WebmasterWorld is highly respected. I would say many web savvy clients check out WebmasterWorld (and, of course, many small SEO firms camp out there). I personally believe the quality of the forum has nose dived; it's now full of newbies who sound like a broken record and ask the same questions again and again, it's peppered with veterans who no longer care to respond to the broken record.
This isn't the search engine problem though. We're told that WebmasterWorld is plagued by "bad bots". These are automated user agents (like search engine spiders) which crawl the site and take the content. There is so much of this activity that the forum's web servers struggle to keep up.
The webmaster's response to these bad bots at WebmasterWorld is to block all bots via the robots.txt "robots exclusion protocol".
This is foolish. Bad bots do not obey this protocol. This change will only effect good bots.
At WebmasterWorld they've made other attempts to block the bad bots - they've changed the site so that you must now log in before you can view any real data. This is the draconian tactic to take if everything else fails. The robots.txt is just stupid.

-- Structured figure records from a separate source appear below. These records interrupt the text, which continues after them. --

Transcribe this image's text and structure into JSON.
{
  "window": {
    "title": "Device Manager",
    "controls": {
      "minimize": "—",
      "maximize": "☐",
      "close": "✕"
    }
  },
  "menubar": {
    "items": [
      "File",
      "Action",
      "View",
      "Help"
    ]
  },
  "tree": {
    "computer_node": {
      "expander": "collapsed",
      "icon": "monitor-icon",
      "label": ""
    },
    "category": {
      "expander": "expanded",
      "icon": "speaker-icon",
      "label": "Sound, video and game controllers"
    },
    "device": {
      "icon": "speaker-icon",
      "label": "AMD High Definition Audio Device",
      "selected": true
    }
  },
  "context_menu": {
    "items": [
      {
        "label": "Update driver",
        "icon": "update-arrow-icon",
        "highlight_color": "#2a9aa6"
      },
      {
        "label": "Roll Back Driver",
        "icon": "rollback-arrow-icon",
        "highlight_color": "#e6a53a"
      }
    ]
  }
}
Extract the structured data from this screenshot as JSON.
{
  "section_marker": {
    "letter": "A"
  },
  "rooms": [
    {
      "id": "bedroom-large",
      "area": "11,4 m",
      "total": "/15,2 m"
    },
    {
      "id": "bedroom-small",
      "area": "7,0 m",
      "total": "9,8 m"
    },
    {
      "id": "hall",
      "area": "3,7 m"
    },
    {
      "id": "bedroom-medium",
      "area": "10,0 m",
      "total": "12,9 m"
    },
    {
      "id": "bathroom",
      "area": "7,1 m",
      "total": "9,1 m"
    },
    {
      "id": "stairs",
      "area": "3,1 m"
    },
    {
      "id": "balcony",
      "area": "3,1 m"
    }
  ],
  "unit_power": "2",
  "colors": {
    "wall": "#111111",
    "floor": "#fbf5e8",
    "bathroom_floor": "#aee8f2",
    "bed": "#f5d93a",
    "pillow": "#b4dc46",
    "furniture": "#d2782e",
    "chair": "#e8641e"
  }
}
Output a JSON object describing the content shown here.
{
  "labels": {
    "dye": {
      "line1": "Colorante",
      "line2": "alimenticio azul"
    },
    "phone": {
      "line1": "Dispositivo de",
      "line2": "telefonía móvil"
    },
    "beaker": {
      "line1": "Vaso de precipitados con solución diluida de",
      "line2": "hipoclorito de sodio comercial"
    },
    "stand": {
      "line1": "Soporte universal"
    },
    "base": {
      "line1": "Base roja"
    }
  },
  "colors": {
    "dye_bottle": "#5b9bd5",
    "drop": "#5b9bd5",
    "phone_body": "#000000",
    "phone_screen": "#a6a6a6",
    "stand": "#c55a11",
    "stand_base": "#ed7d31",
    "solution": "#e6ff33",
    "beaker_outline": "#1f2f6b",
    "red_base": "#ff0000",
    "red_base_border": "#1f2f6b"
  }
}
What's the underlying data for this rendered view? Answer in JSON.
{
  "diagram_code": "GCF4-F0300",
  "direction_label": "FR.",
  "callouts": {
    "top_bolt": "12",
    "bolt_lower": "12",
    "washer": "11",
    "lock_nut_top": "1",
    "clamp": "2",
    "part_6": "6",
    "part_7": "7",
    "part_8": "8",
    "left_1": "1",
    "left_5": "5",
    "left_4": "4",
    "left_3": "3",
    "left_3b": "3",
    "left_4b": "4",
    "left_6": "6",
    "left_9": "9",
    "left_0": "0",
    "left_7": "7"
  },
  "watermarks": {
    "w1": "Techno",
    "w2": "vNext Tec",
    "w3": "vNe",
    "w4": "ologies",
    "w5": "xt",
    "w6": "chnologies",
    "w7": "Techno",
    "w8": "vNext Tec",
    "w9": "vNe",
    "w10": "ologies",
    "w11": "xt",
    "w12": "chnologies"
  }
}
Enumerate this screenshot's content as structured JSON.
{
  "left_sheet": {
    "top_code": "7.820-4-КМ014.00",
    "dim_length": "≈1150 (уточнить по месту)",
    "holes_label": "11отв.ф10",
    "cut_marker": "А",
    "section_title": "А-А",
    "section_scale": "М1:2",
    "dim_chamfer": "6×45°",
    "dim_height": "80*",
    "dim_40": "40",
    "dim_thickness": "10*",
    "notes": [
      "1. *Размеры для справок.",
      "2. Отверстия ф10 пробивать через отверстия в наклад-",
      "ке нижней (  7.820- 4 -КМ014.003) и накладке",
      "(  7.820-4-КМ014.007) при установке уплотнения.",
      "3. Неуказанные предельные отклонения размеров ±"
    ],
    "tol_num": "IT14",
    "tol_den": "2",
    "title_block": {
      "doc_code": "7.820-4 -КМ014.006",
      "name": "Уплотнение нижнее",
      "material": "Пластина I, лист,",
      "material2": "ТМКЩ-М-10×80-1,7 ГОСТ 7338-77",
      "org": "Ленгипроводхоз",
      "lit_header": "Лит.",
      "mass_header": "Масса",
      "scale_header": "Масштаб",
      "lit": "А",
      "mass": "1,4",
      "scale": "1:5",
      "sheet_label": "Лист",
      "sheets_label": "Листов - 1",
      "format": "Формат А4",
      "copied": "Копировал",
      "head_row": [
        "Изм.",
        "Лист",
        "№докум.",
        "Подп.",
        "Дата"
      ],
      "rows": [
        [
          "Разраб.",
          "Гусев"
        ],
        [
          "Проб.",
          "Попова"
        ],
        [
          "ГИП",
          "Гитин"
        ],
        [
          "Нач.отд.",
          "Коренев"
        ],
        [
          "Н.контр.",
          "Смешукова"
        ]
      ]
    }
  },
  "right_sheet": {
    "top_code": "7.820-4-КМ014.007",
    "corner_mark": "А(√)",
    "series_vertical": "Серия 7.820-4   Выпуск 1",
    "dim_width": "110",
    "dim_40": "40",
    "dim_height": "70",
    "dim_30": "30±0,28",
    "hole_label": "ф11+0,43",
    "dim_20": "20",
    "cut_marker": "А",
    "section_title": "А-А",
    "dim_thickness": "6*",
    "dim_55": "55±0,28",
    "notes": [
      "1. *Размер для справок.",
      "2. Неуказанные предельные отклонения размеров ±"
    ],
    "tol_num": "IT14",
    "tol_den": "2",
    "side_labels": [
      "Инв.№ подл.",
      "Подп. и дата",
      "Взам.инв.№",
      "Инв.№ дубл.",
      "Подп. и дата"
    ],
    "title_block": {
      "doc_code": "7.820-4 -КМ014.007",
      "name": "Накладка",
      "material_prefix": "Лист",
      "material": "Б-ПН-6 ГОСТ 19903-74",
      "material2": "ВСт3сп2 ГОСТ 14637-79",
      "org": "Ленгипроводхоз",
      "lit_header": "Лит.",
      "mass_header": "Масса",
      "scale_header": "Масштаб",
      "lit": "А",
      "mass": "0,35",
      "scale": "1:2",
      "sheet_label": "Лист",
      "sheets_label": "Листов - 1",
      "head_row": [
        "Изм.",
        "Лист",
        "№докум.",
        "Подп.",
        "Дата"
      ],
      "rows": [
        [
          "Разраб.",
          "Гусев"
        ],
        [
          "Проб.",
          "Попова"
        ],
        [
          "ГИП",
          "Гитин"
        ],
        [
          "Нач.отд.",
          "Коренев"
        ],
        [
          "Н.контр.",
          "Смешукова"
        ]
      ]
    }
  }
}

Normally, I wouldn't care less. WebmasterWorld can stab themselves in the foot if they wish.... except the site has the SEO profile that puts it in the limelight somewhat. I believe the site's actions give out the wrong message.
It is possible to deal with bad bots without blocking your site from search engines. It is. Further more, blocking your site from search engines does not stop bad bots (though it makes the site harder to find!)
We're told that WebmasterWorld has tried a whole host of complicated and thorough defenses and that they all failed. I don't get it. If the forum had those resources to hand then they certainly have the resources to re-design the site to be less of a bad bot target. For example, at times of heavy load the site could ask for user input, a captcha or a question. I came up with that crazy theory in about 2 seconds of thought.
Newspapers are hugely scraped by bad bots and they deal with the issues WebmasterWorld has caved in on.
WebmasterWorld have cited impressive figures to support their scraping problem - but I've never found a single scraped entry from WebmasterWorld. Do thousands of people really download the site for their own personal desktop edition? An edition which would require a desktop search (rather than Google) to search and which would need to be kept up to date? Meh.
We're told this is a test. I predict we'll see that WebmasterWorld no longer has the pull to attract the SEO experts (especially after this) so I don't think it'll become an exclusive oasis. I suspect we'll see it back in the search engines when they retract their robots.txt change. I imagine there will be complaints that the robots.txt rules should be changed (all a red herring since bad bots ignore it).